Whoever decided to toss cauliflower in the food processor and “rice” it… thank you. You’re genius. I eat a diet low in grains and over the past three years have completely swapped rice out for cauliflower. It’s close in texture and has similar characteristics soaking up all the flavors its mingled with. Plus its low in carbohydrates and full of vitamins and minerals making it a wise addition to your daily diet. It’s also keto, gluten-free and paleo friendly. What’s not to love?
I’m noticing pre “riced” cauliflower hitting the produce shelves more and more. You can also find it in the freezer section at most neighborhood markets. If you’d prefer to rice your own it’s fairly easy, but messy. Here are a few tips.
How to “rice” cauliflower
- I like to “rice” mine in my Blend-ted blender. Just throw in a handful or two of florets at a time and pulse until a “rice” like consistency. I do this in small batches to avoid the bottom turning into mush.
- A food processor also works well. I add florets and pulse until a “rice like” consistency. You can do bigger batches this way.
- If you don’t have either grab a knife and get chopping! Chop, chop, chop!
I stumbled upon the Green Giant cauliflower medley in the frozen section at my local Smiths Marketplace and it’s become a staple in my freezer. It comes pre “riced” with a blend of cauliflower, white and green onions, carrots and peas. The perfect combo for cauliflower fried rice!
Not only is this recipe delicious it’s SO EASY and can be made from start to finish in under 15 minutes. Making it a whole family favorite weekly staple around here.
The secret sauce to this recipe is the coconut aminos. Other than being soy, GMO and gluten free they are packed full of vitamins, minerals and of course amino acids. Plus they are delicious and have a long list of health benefits including protection of the heart and reducing the risk of certain cancers. I actually prefer the taste over soy sauce, it’s sweeter and has far less sodium. Still salty though so use sparingly to start and add more if needed.
This recipe is perfect as a side dish but packs enough protein to enjoy it as a main. I eat it for breakfast, lunch and dinner! Try it for family dinner with my Instant Pot Teriyaki Chicken. Yum! I like to mix in some pre cooked brown rice when serving my kids and hubby. They can’t even tell it’s cauliflower. Sneaky.
Cleaning up our diet definitely means making sacrifices but I refuse to let flavor be one of them! I hope you enjoy this recipe as much as I do! Xo
Quick Cauliflower Ham Fried Rice
Yield 2 servings
- 1 package Green Giant Cauliflower Medley or 3 cups riced cauliflower plus 1/8 cup of each chopped carrots, yellow onion, green onion and peas.
- 4 slices Applegate ham, chopped
- 2 eggs, scrambled
- 2 egg whites, scrambled
- 1-2 tbsp coconut aminos (start with 1 tbsp and adjust to taste)
- 1 tbsp avocado oil
- pepper to taste
- Add 1 tablespoon avocado oil to a sauté pan. Heat to medium.

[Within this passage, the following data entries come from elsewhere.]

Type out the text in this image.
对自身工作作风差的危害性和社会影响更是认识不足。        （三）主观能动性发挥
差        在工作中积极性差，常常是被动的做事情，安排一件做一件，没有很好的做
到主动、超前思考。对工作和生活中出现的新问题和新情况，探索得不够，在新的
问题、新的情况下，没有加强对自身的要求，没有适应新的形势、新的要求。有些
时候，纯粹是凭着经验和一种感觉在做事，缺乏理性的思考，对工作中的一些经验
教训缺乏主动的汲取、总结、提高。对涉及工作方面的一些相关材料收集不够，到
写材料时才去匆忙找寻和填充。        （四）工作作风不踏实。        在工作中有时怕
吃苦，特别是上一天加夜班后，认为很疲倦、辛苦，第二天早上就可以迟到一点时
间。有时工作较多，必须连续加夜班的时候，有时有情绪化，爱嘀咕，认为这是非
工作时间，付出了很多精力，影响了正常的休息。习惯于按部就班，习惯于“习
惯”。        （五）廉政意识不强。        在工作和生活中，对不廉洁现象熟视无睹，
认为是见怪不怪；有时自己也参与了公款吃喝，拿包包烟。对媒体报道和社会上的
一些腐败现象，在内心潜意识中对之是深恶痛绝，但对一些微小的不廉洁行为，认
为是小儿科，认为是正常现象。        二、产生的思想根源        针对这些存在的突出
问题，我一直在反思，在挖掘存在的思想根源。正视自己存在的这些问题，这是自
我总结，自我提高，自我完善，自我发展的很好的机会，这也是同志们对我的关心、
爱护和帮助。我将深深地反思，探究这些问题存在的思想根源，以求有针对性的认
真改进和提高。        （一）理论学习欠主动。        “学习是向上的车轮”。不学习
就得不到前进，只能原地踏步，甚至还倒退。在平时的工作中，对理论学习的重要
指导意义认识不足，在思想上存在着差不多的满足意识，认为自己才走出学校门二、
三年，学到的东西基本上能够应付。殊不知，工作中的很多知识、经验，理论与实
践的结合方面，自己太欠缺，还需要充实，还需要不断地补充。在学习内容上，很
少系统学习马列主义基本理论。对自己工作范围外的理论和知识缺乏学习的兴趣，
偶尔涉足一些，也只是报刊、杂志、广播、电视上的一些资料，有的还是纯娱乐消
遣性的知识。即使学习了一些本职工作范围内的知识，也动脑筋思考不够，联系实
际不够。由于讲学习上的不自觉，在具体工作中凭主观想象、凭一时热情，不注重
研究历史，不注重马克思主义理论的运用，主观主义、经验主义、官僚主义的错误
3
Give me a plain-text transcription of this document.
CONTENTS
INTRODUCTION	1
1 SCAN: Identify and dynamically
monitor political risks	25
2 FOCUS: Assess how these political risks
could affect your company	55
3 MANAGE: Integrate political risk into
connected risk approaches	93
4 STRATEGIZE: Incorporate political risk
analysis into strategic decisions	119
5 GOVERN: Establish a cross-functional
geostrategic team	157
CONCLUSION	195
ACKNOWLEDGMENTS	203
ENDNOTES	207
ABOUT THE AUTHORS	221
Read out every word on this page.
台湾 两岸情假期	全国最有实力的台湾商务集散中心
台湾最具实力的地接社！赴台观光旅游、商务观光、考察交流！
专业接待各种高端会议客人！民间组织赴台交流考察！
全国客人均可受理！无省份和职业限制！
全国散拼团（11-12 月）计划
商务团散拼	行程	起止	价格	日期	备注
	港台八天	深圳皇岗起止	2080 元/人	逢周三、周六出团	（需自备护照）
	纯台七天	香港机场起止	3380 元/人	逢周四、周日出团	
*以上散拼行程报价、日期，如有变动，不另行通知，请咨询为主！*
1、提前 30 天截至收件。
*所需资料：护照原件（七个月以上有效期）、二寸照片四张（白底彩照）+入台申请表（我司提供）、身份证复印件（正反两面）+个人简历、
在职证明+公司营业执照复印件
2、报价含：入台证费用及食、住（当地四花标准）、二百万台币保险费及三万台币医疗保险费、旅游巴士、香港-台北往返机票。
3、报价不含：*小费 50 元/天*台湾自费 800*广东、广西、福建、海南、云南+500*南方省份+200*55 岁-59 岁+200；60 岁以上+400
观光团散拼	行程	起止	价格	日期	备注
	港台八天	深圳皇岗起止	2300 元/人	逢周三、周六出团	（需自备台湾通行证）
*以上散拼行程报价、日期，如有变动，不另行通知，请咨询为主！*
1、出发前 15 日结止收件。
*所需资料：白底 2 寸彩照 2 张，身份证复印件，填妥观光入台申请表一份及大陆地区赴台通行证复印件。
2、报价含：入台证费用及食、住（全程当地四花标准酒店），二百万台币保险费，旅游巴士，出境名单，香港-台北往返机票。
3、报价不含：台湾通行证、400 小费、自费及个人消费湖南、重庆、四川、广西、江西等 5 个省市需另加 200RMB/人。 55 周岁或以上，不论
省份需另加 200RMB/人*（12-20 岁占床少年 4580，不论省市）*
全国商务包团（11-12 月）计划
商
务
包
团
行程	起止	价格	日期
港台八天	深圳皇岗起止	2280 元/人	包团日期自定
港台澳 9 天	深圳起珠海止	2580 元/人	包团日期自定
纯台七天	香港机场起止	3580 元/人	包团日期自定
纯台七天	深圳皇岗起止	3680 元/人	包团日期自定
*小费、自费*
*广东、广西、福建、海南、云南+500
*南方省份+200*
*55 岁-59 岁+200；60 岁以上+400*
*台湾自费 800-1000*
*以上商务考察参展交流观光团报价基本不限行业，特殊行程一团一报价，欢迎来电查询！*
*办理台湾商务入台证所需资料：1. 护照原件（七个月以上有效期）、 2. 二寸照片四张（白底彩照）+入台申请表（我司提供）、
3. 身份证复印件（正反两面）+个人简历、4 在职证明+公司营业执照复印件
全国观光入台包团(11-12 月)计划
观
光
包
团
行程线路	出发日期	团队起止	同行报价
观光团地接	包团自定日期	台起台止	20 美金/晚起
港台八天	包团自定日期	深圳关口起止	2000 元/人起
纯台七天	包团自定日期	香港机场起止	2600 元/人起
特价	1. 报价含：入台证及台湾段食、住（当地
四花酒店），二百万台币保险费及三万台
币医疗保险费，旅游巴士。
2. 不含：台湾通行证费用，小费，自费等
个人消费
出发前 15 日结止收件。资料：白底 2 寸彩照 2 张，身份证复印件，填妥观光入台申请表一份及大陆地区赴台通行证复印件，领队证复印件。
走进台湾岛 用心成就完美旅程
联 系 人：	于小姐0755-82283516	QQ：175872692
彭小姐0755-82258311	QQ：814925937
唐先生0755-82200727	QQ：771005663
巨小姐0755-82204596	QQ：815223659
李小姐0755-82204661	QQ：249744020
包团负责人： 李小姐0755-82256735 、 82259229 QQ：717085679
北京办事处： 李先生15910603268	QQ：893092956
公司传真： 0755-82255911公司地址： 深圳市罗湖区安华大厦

- Add cauliflower medley and cook for 5 minutes stirring occasionally.
- Make a circle in the center of the pan by moving rice to outer edges.
- Add a little more oil and eggs. Scramble until no longer runny.
- Combine rice and eggs until evenly mixed.
- Add ham and pepper to taste. Mix well.
- Top with a splash of coconut aminos if desired. Enjoy!
No salt is needed with the addition of coconut aminos and ham.